Chapitre 18
Léopold
Elle m’a fait peur. Elle était toute bizarre sur le canapé et elle ne me répondait pas pour l’appartement. J’ai cru qu’elle ne voulait plus de moi finalement.
On a fait les sacs et les cartons jusqu’à tard dans la nuit. Et à dix heures du matin, Clément est arrivé avec la voiture de ses parents. A nous trois, on a fait deux voyages et, quand Clément est reparti, avec la voiture vide et en nous laissant un matelas gonflable en guise de lit, Elo et moi nous sommes retrouvés au milieu d’un immense bazar, avec aucun meuble. On s’est regardés, et j’ai eu soudain envie de la prendre dans mes bras. De la serrer de toutes mes forces. On n’avait pas grand-chose mais on se raccrochait l’un à l’autre et c’était le plus important. On est resté un moment comme ça, sans bouger. Puis, elle s’est tournée vers moi. Elle avait attaché ses cheveux en une longue queue de cheval qui flottait le long de son dos et me caressait les bras. Elle m’a regardé avec ses grands yeux : on est chez nous. Et m’a embrassé pour sceller notre arrivée.
Heureusement que le studio est bien fourni en placards. Il y a même des étagères sur un des murs. Comme on ne possède pas grand-chose, on parvient à tout ranger finalement. Puis, après fait réchauffer des nouilles sautées, on établit la liste de ce qu’on va devoir acheter.

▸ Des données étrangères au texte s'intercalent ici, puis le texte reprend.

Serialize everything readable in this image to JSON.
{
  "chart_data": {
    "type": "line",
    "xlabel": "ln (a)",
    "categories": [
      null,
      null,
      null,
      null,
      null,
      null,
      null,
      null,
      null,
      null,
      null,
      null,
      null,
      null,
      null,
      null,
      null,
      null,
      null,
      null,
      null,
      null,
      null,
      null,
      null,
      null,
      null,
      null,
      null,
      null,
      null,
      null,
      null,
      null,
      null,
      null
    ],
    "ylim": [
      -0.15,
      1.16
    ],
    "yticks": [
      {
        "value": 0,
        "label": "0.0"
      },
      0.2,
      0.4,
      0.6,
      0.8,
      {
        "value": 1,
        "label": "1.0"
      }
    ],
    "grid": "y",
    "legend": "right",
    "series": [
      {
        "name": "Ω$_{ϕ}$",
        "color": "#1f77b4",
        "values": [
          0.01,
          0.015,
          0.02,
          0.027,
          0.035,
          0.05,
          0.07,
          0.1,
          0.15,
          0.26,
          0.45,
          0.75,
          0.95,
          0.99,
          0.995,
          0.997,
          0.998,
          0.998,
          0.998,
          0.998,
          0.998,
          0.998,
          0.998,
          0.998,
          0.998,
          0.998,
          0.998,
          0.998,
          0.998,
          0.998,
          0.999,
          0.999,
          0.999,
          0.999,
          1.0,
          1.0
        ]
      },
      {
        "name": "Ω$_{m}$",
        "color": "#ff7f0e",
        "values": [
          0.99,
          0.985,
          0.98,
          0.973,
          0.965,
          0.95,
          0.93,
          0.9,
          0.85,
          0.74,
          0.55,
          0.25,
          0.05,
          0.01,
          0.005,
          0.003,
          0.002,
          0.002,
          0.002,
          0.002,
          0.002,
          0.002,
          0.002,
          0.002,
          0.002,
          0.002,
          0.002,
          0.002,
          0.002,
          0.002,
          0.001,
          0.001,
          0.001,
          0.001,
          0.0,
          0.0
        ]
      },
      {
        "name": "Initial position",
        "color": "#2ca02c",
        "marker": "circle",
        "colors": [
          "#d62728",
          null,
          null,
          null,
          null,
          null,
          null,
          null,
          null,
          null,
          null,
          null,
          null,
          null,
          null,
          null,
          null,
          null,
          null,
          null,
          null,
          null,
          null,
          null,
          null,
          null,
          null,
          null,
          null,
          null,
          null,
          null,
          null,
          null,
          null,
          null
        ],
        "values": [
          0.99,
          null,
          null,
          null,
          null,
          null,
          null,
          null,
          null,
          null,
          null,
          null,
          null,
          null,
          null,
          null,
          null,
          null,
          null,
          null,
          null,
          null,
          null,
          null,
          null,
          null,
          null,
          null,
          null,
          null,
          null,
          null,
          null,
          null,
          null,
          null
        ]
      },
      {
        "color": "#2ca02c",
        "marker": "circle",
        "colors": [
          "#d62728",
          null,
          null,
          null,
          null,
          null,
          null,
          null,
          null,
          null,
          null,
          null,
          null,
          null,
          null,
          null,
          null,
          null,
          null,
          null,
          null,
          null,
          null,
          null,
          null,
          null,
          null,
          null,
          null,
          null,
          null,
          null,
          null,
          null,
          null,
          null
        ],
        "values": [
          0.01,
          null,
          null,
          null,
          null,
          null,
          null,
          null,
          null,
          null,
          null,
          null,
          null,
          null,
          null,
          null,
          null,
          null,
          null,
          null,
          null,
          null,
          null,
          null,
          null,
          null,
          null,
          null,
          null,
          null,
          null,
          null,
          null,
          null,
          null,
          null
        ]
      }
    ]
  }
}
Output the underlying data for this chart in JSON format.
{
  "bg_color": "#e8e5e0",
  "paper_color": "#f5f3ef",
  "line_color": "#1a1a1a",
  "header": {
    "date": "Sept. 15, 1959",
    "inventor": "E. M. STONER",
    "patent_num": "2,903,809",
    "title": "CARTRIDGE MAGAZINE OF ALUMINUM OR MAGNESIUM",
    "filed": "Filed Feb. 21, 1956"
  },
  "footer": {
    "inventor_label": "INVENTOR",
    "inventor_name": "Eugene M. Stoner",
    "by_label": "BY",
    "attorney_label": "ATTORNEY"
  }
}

Un canapé-lit. Deux bureaux avec chacun une lampe de bureau. Une petite table pour la cuisine. C’est le principal. Heureusement la cuisine est toute équipée et il y a même un lave-linge.
- L’appartement te plait ?
- Oui, il est chouette avec le petit balcon. Et puis il est grand même si c’est un studio. Normalement on ne se marchera pas trop dessus. Elle s’amuse de cette idée. Mais on a vécu tellement de temps enfermés dans nos petites chambres de toute façon…
J’acquiesce en accrochant la nouvelle clef à son porte-clé peluche. Putain, on est chez nous Elo. Chez nous à tous les deux. Rien qu’à nous.
On fait l’amour le soir même sur le matelas gonflable pour baptiser le studio.
Moins de trois semaines plus tard, c’est l’anniversaire d’Elo. Avec l’emménagement, je n’avais pas de budget cadeau, alors je lui ai organisé une fête surprise chez nous avec ses amis. J’ai aussi invité Clément, pour le remercier pour son aide. C’est finalement à la fois une crémaillère et un anniversaire. Et ses potes se sont surpassés pour les cadeaux. Je crois qu’Elo n’en a jamais reçu autant. Elle déballe deux mugs assortis, l’un avec des dessins et l’autre avec des citations littéraires en anglais, un tee-shirt à fleurs avec l’inscription « I paused my k-drama to be there » et du matériel à dessin.
Je la regarde au milieu de ses amis, riant, un peu pompette. Elle est belle avec son jean moulant déchiré aux genoux et son tee-shirt Harry Potter. En plus elle a mis ses grandes boucles d’oreille créoles, un des rares beaux cadeaux de sa mère et s’est maquillée. Avec l’eye liner, ses yeux paraissent encore plus grands. Elle sent que je la regarde et me sourit, puis se lève et vient s’installer sur mes genoux. Il est déjà tard et on finit la soirée ainsi, enlacés, à profiter de ses amis.
Quand, vers une heure du matin, tout le monde est parti pour tenter d’attraper le dernier tramway ou le dernier bus, je sors du tiroir de mon bureau une enveloppe craft, attachée avec une ficelle fine comme un paquet cadeau.
- Joyeux anniversaire mon amour.
Elle déballe et comprend : je lui ai offert ce que j’ai écrit. Des nouvelles et deux poèmes. Ce que personne n’a jamais lu, à part mon prof d’atelier d’écriture pour un texte ou deux. Merci, ça me touche beaucoup. Après un court instant de silence, elle poursuit : je crois que je n’ai jamais eu un anniversaire pareil.
Je suis son regard vers l’immense palmier d’intérieur qui décore le salon. C’est un cadeau de sa mère. Je n’ai pas vu la carte qui l’accompagnait, mais Elo avait les larmes aux yeux quand elle l’a refermée et qu’elle a contemplé l’arbre en lui caressant les feuilles. Je suis content pour elle : sa mère est sa seule famille. Et je sais que je me sens mieux depuis qu’avec mon père on s’écrit ou on s’appelle une fois par semaine pour se donner des nouvelles, ou juste pour parler un peu.